# cheerleader



## tjmmlarsen

How do you say cheerleader in French?


----------



## Cath.S.

Une majorette


----------



## tjmmlarsen

Merci!


----------



## Gil

Meneuse de claque.
And don't listen to suggestions about "majorettes". They are the girls leading the parades with their batons, not the ones you see at the football gamesl
Ha.  Gotcha egueule 
Bienvenue avec nous.  We take a friendly and vicious pleasure in correcting each other, and thus learning something.
Exemple d'utilisation:
Roselyne Hébert, responsable des relations de presse à Tourisme Québec, était une véritable meneuse de claque lors du Carrefour Go Média Canada.


----------



## fetchezlavache

moi je dis 'pom pom girl'. honte à moi. mais je crois que c'est utilisé par d'autres que moi...


----------



## Login

fetchezlavache said:
			
		

> moi je dis 'pom pom girl'. honte à moi. mais je crois que c'est utilisé par d'autres que moi...


 
At least it fits better than "majorette" 
I agree with you Fetchez


----------



## RODGER

The ones who inspire the top professional rugby team "Stade Français" are known as "les pom pom girls" Gotcha Gil !!

Rodger


----------



## Gil

RODGER said:
			
		

> The ones who inspire the top professional rugby team "Stade Français" are known as "les pom pom girls" Gotcha Gil !!
> 
> Rodger


Learning French is a lifelong experience


----------



## RCM87

Mais je suis une "pom pom girl" en Angleterre et en fait je fais plus de l'acrobatie que tout ca avec les poms poms...........comment dit en français une pom pom girl qui ne jete pas les pom pom mais les filles?


----------



## weena

Pour compléter ce qu'a dit Gil:
*Pom-pom girl *correspond aux filles qui soutiennent une équipe de sport et qui ont soit une sorte de pompon dans les mains, soit exécutent des figures acrobatiques.
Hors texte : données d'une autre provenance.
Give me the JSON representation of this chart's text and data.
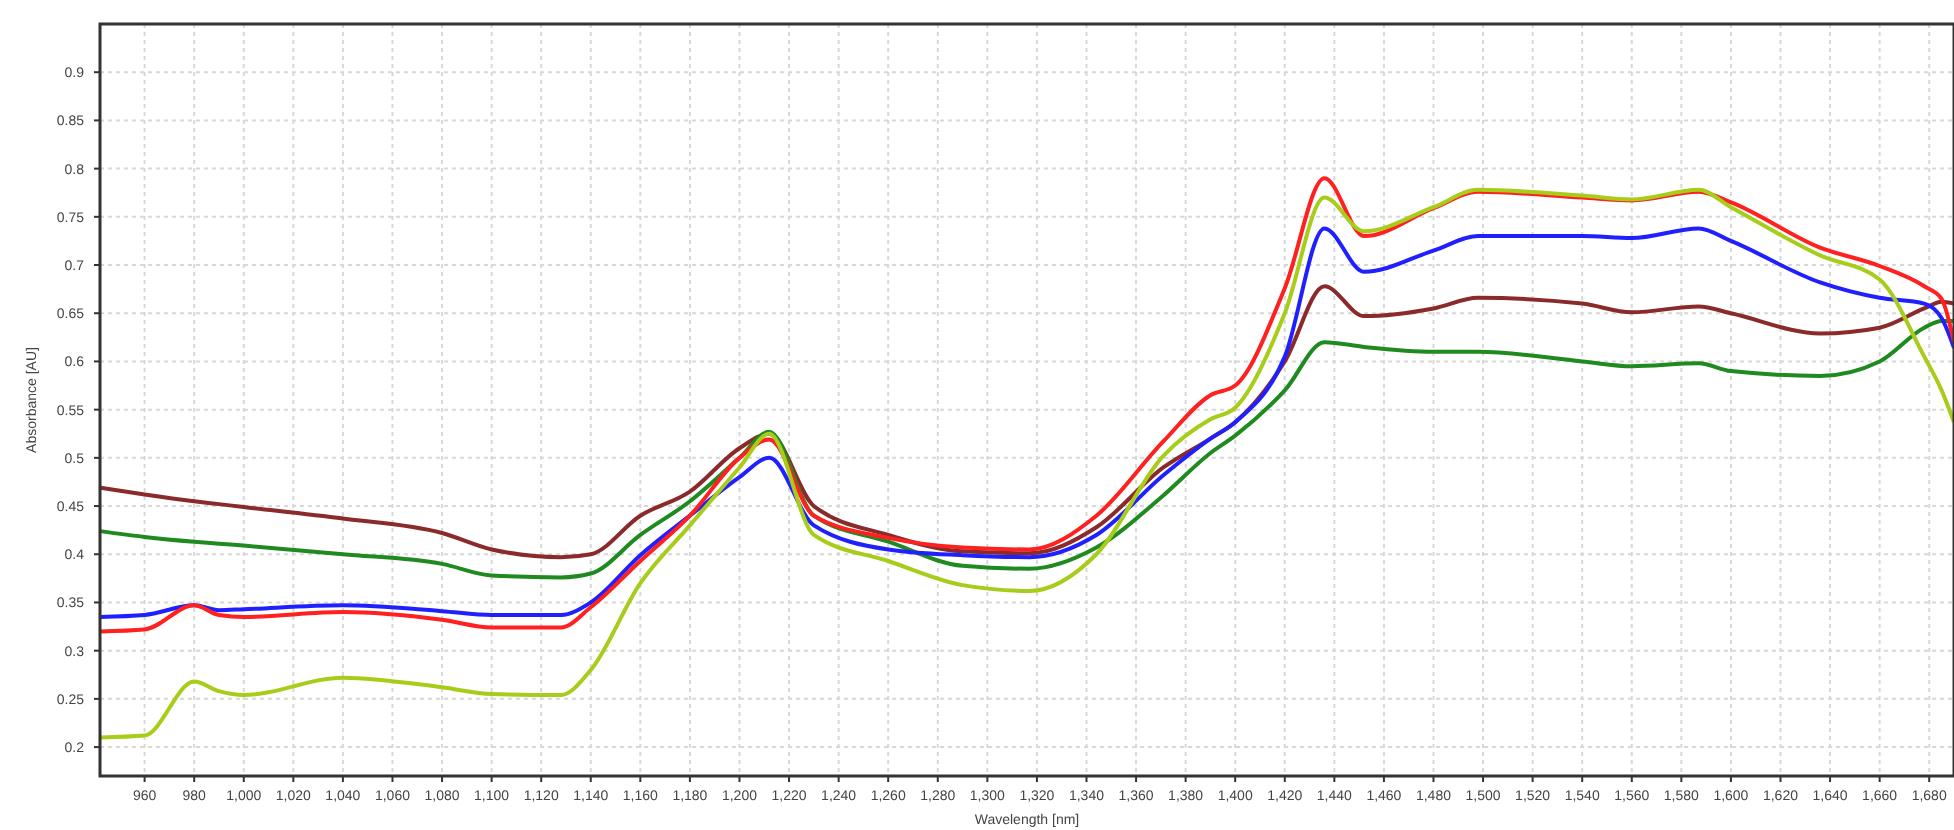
{
  "chart_data": {
    "type": "line",
    "xlabel": "Wavelength [nm]",
    "ylabel": "Absorbance [AU]",
    "grid": true,
    "line_style": "solid",
    "xlim": [
      942,
      1690
    ],
    "ylim": [
      0.17,
      0.95
    ],
    "yticks": [
      0.2,
      0.25,
      0.3,
      0.35,
      0.4,
      0.45,
      0.5,
      0.55,
      0.6,
      0.65,
      0.7,
      0.75,
      0.8,
      0.85,
      0.9
    ],
    "xticks": [
      960,
      980,
      {
        "value": 1000,
        "label": "1,000"
      },
      {
        "value": 1020,
        "label": "1,020"
      },
      {
        "value": 1040,
        "label": "1,040"
      },
      {
        "value": 1060,
        "label": "1,060"
      },
      {
        "value": 1080,
        "label": "1,080"
      },
      {
        "value": 1100,
        "label": "1,100"
      },
      {
        "value": 1120,
        "label": "1,120"
      },
      {
        "value": 1140,
        "label": "1,140"
      },
      {
        "value": 1160,
        "label": "1,160"
      },
      {
        "value": 1180,
        "label": "1,180"
      },
      {
        "value": 1200,
        "label": "1,200"
      },
      {
        "value": 1220,
        "label": "1,220"
      },
      {
        "value": 1240,
        "label": "1,240"
      },
      {
        "value": 1260,
        "label": "1,260"
      },
      {
        "value": 1280,
        "label": "1,280"
      },
      {
        "value": 1300,
        "label": "1,300"
      },
      {
        "value": 1320,
        "label": "1,320"
      },
      {
        "value": 1340,
        "label": "1,340"
      },
      {
        "value": 1360,
        "label": "1,360"
      },
      {
        "value": 1380,
        "label": "1,380"
      },
      {
        "value": 1400,
        "label": "1,400"
      },
      {
        "value": 1420,
        "label": "1,420"
      },
      {
        "value": 1440,
        "label": "1,440"
      },
      {
        "value": 1460,
        "label": "1,460"
      },
      {
        "value": 1480,
        "label": "1,480"
      },
      {
        "value": 1500,
        "label": "1,500"
      },
      {
        "value": 1520,
        "label": "1,520"
      },
      {
        "value": 1540,
        "label": "1,540"
      },
      {
        "value": 1560,
        "label": "1,560"
      },
      {
        "value": 1580,
        "label": "1,580"
      },
      {
        "value": 1600,
        "label": "1,600"
      },
      {
        "value": 1620,
        "label": "1,620"
      },
      {
        "value": 1640,
        "label": "1,640"
      },
      {
        "value": 1660,
        "label": "1,660"
      },
      {
        "value": 1680,
        "label": "1,680"
      }
    ],
    "x": [
      942,
      960,
      980,
      990,
      1000,
      1040,
      1080,
      1100,
      1128,
      1140,
      1160,
      1180,
      1200,
      1212,
      1230,
      1260,
      1290,
      1317,
      1344,
      1371,
      1390,
      1400,
      1420,
      1436,
      1452,
      1480,
      1498,
      1540,
      1560,
      1587,
      1600,
      1636,
      1660,
      1678,
      1685,
      1690
    ],
    "series": [
      {
        "color": "#8b2a2a",
        "values": [
          0.469,
          0.462,
          0.455,
          0.452,
          0.449,
          0.437,
          0.422,
          0.405,
          0.397,
          0.4,
          0.44,
          0.465,
          0.51,
          0.525,
          0.45,
          0.42,
          0.403,
          0.401,
          0.428,
          0.49,
          0.52,
          0.537,
          0.6,
          0.678,
          0.647,
          0.655,
          0.666,
          0.66,
          0.651,
          0.657,
          0.65,
          0.629,
          0.635,
          0.655,
          0.662,
          0.66
        ]
      },
      {
        "color": "#1f8a1f",
        "values": [
          0.424,
          0.418,
          0.413,
          0.411,
          0.409,
          0.4,
          0.39,
          0.378,
          0.376,
          0.38,
          0.42,
          0.455,
          0.5,
          0.527,
          0.44,
          0.413,
          0.388,
          0.385,
          0.407,
          0.461,
          0.505,
          0.523,
          0.57,
          0.62,
          0.615,
          0.61,
          0.61,
          0.6,
          0.595,
          0.598,
          0.59,
          0.585,
          0.6,
          0.635,
          0.642,
          0.642
        ]
      },
      {
        "color": "#2020ff",
        "values": [
          0.335,
          0.337,
          0.347,
          0.342,
          0.343,
          0.347,
          0.341,
          0.337,
          0.337,
          0.35,
          0.399,
          0.44,
          0.48,
          0.5,
          0.43,
          0.405,
          0.399,
          0.397,
          0.42,
          0.482,
          0.52,
          0.537,
          0.605,
          0.738,
          0.693,
          0.715,
          0.73,
          0.73,
          0.728,
          0.738,
          0.725,
          0.682,
          0.666,
          0.66,
          0.645,
          0.614
        ]
      },
      {
        "color": "#ff2020",
        "values": [
          0.32,
          0.322,
          0.347,
          0.337,
          0.335,
          0.34,
          0.332,
          0.324,
          0.324,
          0.345,
          0.393,
          0.44,
          0.5,
          0.519,
          0.44,
          0.417,
          0.407,
          0.405,
          0.44,
          0.517,
          0.565,
          0.575,
          0.676,
          0.79,
          0.73,
          0.759,
          0.776,
          0.77,
          0.767,
          0.776,
          0.765,
          0.718,
          0.699,
          0.678,
          0.665,
          0.62
        ]
      },
      {
        "color": "#a8cc1a",
        "values": [
          0.21,
          0.212,
          0.268,
          0.258,
          0.254,
          0.272,
          0.262,
          0.255,
          0.254,
          0.28,
          0.37,
          0.43,
          0.49,
          0.525,
          0.42,
          0.393,
          0.368,
          0.362,
          0.4,
          0.502,
          0.54,
          0.552,
          0.65,
          0.77,
          0.735,
          0.76,
          0.778,
          0.772,
          0.768,
          0.778,
          0.76,
          0.71,
          0.685,
          0.605,
          0.57,
          0.537
        ]
      }
    ]
  }
}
Ce qui correspond à _cheerleader_.
Par ailleurs, "meneuse de claque" me semble québécois. Je n'ai jamais entendu ce terme en France.
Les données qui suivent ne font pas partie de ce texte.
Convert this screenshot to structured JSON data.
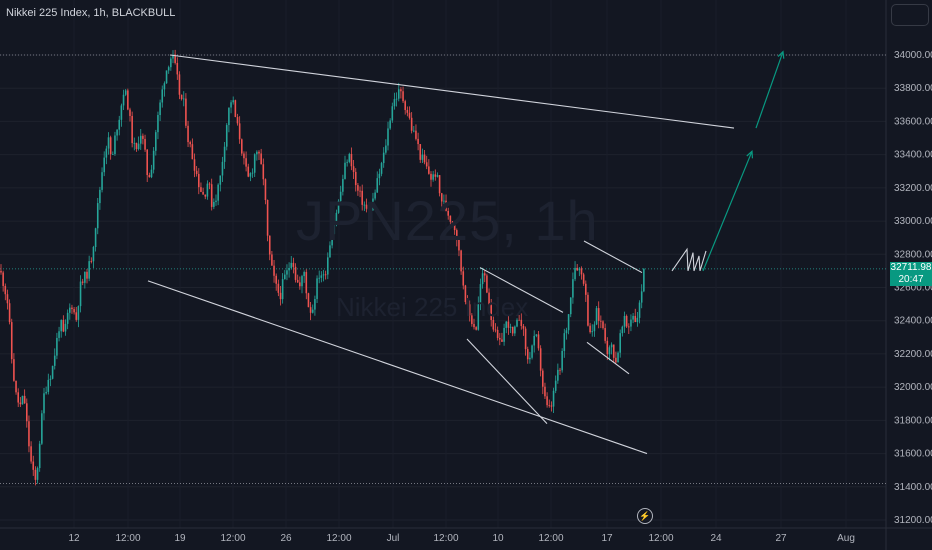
{
  "header": {
    "title": "Nikkei 225 Index, 1h, BLACKBULL"
  },
  "watermark": {
    "symbol": "JPN225, 1h",
    "name": "Nikkei 225 Index"
  },
  "price_badge": {
    "price": "32711.98",
    "countdown": "20:47"
  },
  "icons": {
    "menu": "menu-icon",
    "flash": "flash-icon"
  },
  "colors": {
    "background": "#131722",
    "up": "#26a69a",
    "down": "#ef5350",
    "drawing": "#d1d4dc",
    "arrow": "#089981",
    "axis_text": "#b2b5be"
  },
  "chart_data": {
    "type": "candlestick",
    "title": "Nikkei 225 Index, 1h, BLACKBULL",
    "x_tick_labels": [
      "12",
      "12:00",
      "19",
      "12:00",
      "26",
      "12:00",
      "Jul",
      "12:00",
      "10",
      "12:00",
      "17",
      "12:00",
      "24",
      "27",
      "Aug"
    ],
    "y_tick_labels": [
      "34000.00",
      "33800.00",
      "33600.00",
      "33400.00",
      "33200.00",
      "33000.00",
      "32800.00",
      "32600.00",
      "32400.00",
      "32200.00",
      "32000.00",
      "31800.00",
      "31600.00",
      "31400.00",
      "31200.00"
    ],
    "ylim": [
      31150,
      34300
    ],
    "grid": true,
    "last_price": 32711.98,
    "horizontal_levels": [
      34000,
      31420
    ],
    "price_path": [
      [
        0,
        32700
      ],
      [
        4,
        32620
      ],
      [
        8,
        32500
      ],
      [
        12,
        32150
      ],
      [
        16,
        31950
      ],
      [
        20,
        31880
      ],
      [
        24,
        31950
      ],
      [
        28,
        31700
      ],
      [
        32,
        31500
      ],
      [
        36,
        31420
      ],
      [
        40,
        31700
      ],
      [
        44,
        31950
      ],
      [
        48,
        32050
      ],
      [
        52,
        32100
      ],
      [
        56,
        32250
      ],
      [
        60,
        32400
      ],
      [
        64,
        32300
      ],
      [
        68,
        32450
      ],
      [
        72,
        32500
      ],
      [
        76,
        32400
      ],
      [
        80,
        32600
      ],
      [
        84,
        32650
      ],
      [
        88,
        32700
      ],
      [
        92,
        32800
      ],
      [
        96,
        33000
      ],
      [
        100,
        33200
      ],
      [
        104,
        33400
      ],
      [
        108,
        33500
      ],
      [
        112,
        33350
      ],
      [
        116,
        33550
      ],
      [
        120,
        33650
      ],
      [
        124,
        33800
      ],
      [
        128,
        33700
      ],
      [
        132,
        33500
      ],
      [
        136,
        33400
      ],
      [
        140,
        33550
      ],
      [
        144,
        33450
      ],
      [
        148,
        33250
      ],
      [
        152,
        33350
      ],
      [
        156,
        33550
      ],
      [
        160,
        33700
      ],
      [
        164,
        33850
      ],
      [
        168,
        33950
      ],
      [
        172,
        34000
      ],
      [
        176,
        33900
      ],
      [
        180,
        33750
      ],
      [
        184,
        33700
      ],
      [
        188,
        33500
      ],
      [
        192,
        33400
      ],
      [
        196,
        33300
      ],
      [
        200,
        33200
      ],
      [
        204,
        33150
      ],
      [
        208,
        33250
      ],
      [
        212,
        33100
      ],
      [
        216,
        33150
      ],
      [
        220,
        33250
      ],
      [
        224,
        33450
      ],
      [
        228,
        33650
      ],
      [
        232,
        33750
      ],
      [
        236,
        33600
      ],
      [
        240,
        33500
      ],
      [
        244,
        33350
      ],
      [
        248,
        33250
      ],
      [
        252,
        33300
      ],
      [
        256,
        33450
      ],
      [
        260,
        33350
      ],
      [
        264,
        33250
      ],
      [
        268,
        32850
      ],
      [
        272,
        32700
      ],
      [
        276,
        32600
      ],
      [
        280,
        32550
      ],
      [
        284,
        32650
      ],
      [
        288,
        32700
      ],
      [
        292,
        32800
      ],
      [
        296,
        32650
      ],
      [
        300,
        32600
      ],
      [
        304,
        32700
      ],
      [
        308,
        32500
      ],
      [
        312,
        32450
      ],
      [
        316,
        32600
      ],
      [
        320,
        32700
      ],
      [
        324,
        32650
      ],
      [
        328,
        32800
      ],
      [
        332,
        32950
      ],
      [
        336,
        33050
      ],
      [
        340,
        33150
      ],
      [
        344,
        33300
      ],
      [
        348,
        33400
      ],
      [
        352,
        33350
      ],
      [
        356,
        33200
      ],
      [
        360,
        33150
      ],
      [
        364,
        33100
      ],
      [
        368,
        33050
      ],
      [
        372,
        33100
      ],
      [
        376,
        33200
      ],
      [
        380,
        33300
      ],
      [
        384,
        33400
      ],
      [
        388,
        33550
      ],
      [
        392,
        33700
      ],
      [
        396,
        33750
      ],
      [
        400,
        33780
      ],
      [
        404,
        33720
      ],
      [
        408,
        33650
      ],
      [
        412,
        33550
      ],
      [
        416,
        33500
      ],
      [
        420,
        33400
      ],
      [
        424,
        33350
      ],
      [
        428,
        33300
      ],
      [
        432,
        33250
      ],
      [
        436,
        33300
      ],
      [
        440,
        33150
      ],
      [
        444,
        33100
      ],
      [
        448,
        33050
      ],
      [
        452,
        33000
      ],
      [
        456,
        32950
      ],
      [
        460,
        32750
      ],
      [
        464,
        32600
      ],
      [
        468,
        32450
      ],
      [
        472,
        32400
      ],
      [
        476,
        32350
      ],
      [
        480,
        32600
      ],
      [
        484,
        32700
      ],
      [
        488,
        32550
      ],
      [
        492,
        32400
      ],
      [
        496,
        32300
      ],
      [
        500,
        32250
      ],
      [
        504,
        32350
      ],
      [
        508,
        32400
      ],
      [
        512,
        32300
      ],
      [
        516,
        32350
      ],
      [
        520,
        32450
      ],
      [
        524,
        32300
      ],
      [
        528,
        32150
      ],
      [
        532,
        32250
      ],
      [
        536,
        32300
      ],
      [
        540,
        32150
      ],
      [
        544,
        31950
      ],
      [
        548,
        31850
      ],
      [
        552,
        31900
      ],
      [
        556,
        32050
      ],
      [
        560,
        32100
      ],
      [
        564,
        32300
      ],
      [
        568,
        32400
      ],
      [
        572,
        32650
      ],
      [
        576,
        32750
      ],
      [
        580,
        32700
      ],
      [
        584,
        32650
      ],
      [
        588,
        32400
      ],
      [
        592,
        32300
      ],
      [
        596,
        32450
      ],
      [
        600,
        32400
      ],
      [
        604,
        32350
      ],
      [
        608,
        32200
      ],
      [
        612,
        32250
      ],
      [
        616,
        32150
      ],
      [
        620,
        32300
      ],
      [
        624,
        32400
      ],
      [
        628,
        32350
      ],
      [
        632,
        32450
      ],
      [
        636,
        32400
      ],
      [
        640,
        32500
      ],
      [
        644,
        32712
      ]
    ],
    "annotations": {
      "trend_lines": [
        {
          "from": [
            170,
            34000
          ],
          "to": [
            734,
            33560
          ]
        },
        {
          "from": [
            148,
            32640
          ],
          "to": [
            647,
            31600
          ]
        },
        {
          "from": [
            480,
            32720
          ],
          "to": [
            563,
            32450
          ]
        },
        {
          "from": [
            467,
            32290
          ],
          "to": [
            547,
            31780
          ]
        },
        {
          "from": [
            584,
            32880
          ],
          "to": [
            642,
            32690
          ]
        },
        {
          "from": [
            587,
            32270
          ],
          "to": [
            629,
            32080
          ]
        }
      ],
      "projection_zigzag": [
        [
          672,
          32700
        ],
        [
          687,
          32830
        ],
        [
          688,
          32700
        ],
        [
          693,
          32810
        ],
        [
          694,
          32700
        ],
        [
          699,
          32790
        ],
        [
          700,
          32700
        ],
        [
          706,
          32820
        ]
      ],
      "projection_arrows": [
        {
          "from": [
            703,
            32700
          ],
          "to": [
            752,
            33420
          ]
        },
        {
          "from": [
            756,
            33560
          ],
          "to": [
            783,
            34020
          ]
        }
      ]
    }
  }
}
Quant à "*majorette*", ce sont des filles en uniforme (style un peu militaire), qui paradent en maniant une canne de tambour-major. Ce qui correspond à _majorette_.
On trouve également le "*twirling bâton*", qui est plus sportif, plus gymnastique que les majorettes...


----------



## Charline67

Je me souviens que, dans la série "Heroes", qui a été diffusée il y a deux ans environ à la TV française, Claire (la pom-pom girl) était désignée comme étant la "cheerleader", malgré le doublage. Les traducteurs n'avaient peut-être pas trouvé d'équivalent ou n'avaient peut-être pas voulu se fatiguer (?) ...
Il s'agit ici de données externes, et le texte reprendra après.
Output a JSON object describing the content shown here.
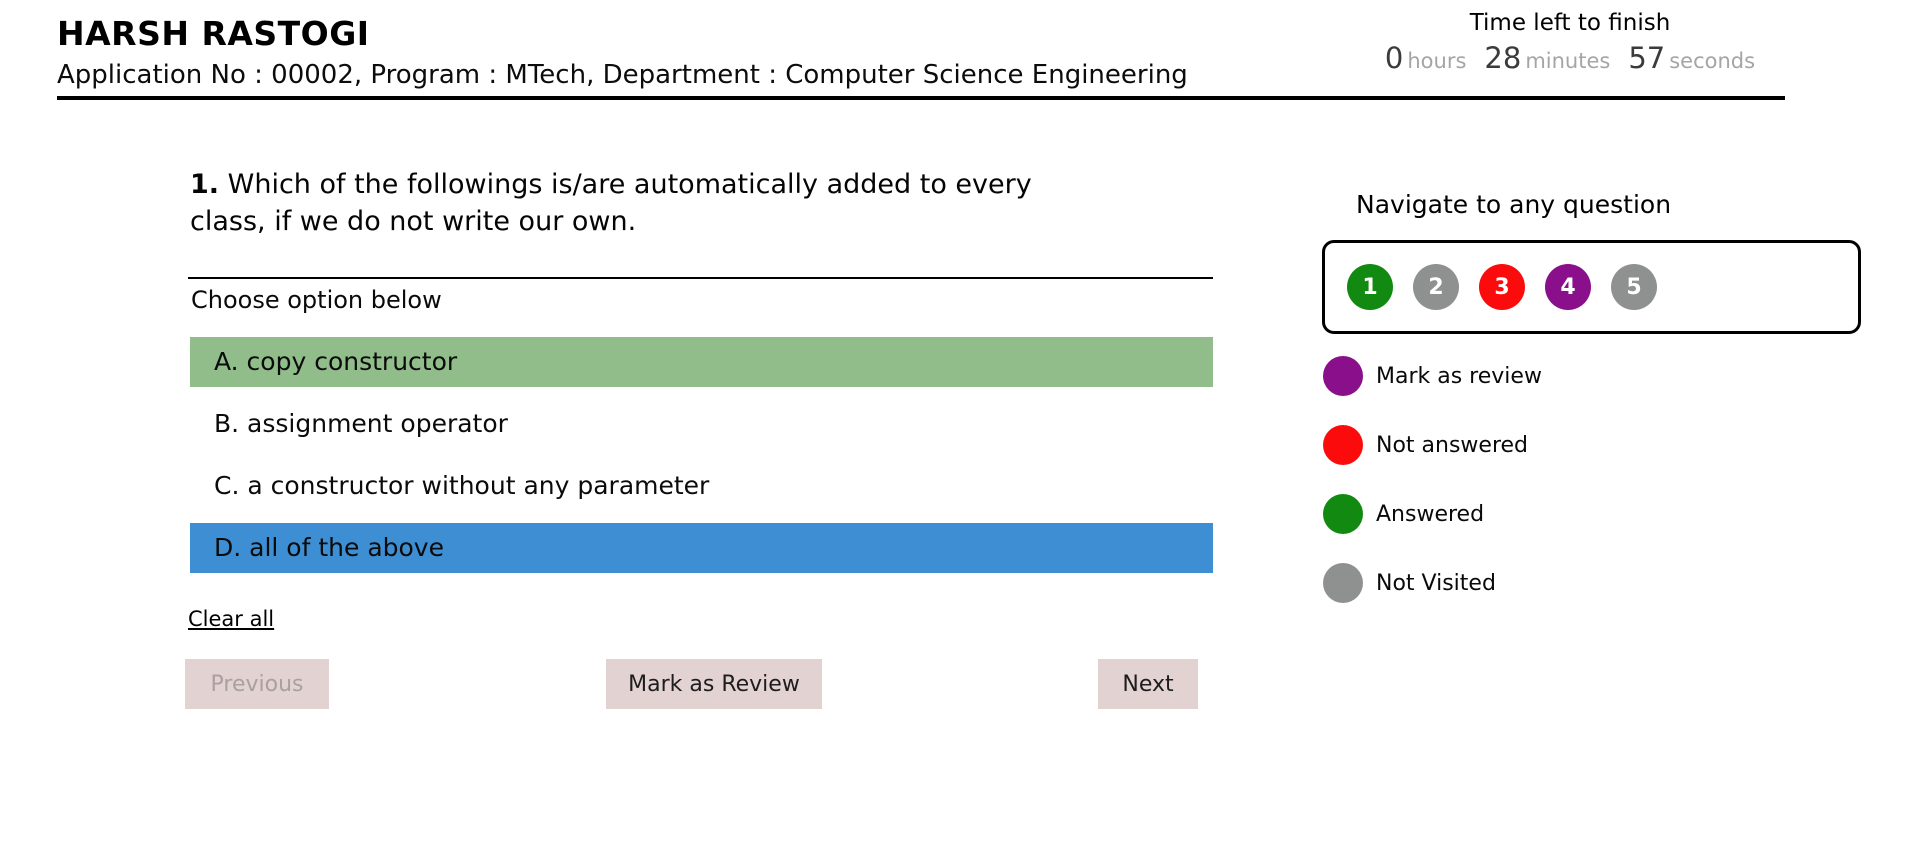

Pour faire simple, je dirais une "pom-pom girl".


----------



## wildan1

Charline67 said:


> Je me souviens que, dans la série "Heroes", qui a été diffusée il y a deux ans environ à la TV française, Claire (la pom-pom girl) était désignée comme étant la "cheerleader", malgré le doublage. Les traducteurs n'avaient peut-être pas trouvé d'équivalent ou n'avaient peut-être pas voulu se fatiguer (?) ...
> 
> Pour faire simple, je dirais une "pom-pom girl".


 
Bien qu'en majorité féminines, les équipes de _cheerleaders_ ont souvent des garçons, surtout quand c'est une équipe qui fait de la gymnastique. Les garçons ont la force nécessaire pour soulever et tenir sur les épaules leurs co-équipières.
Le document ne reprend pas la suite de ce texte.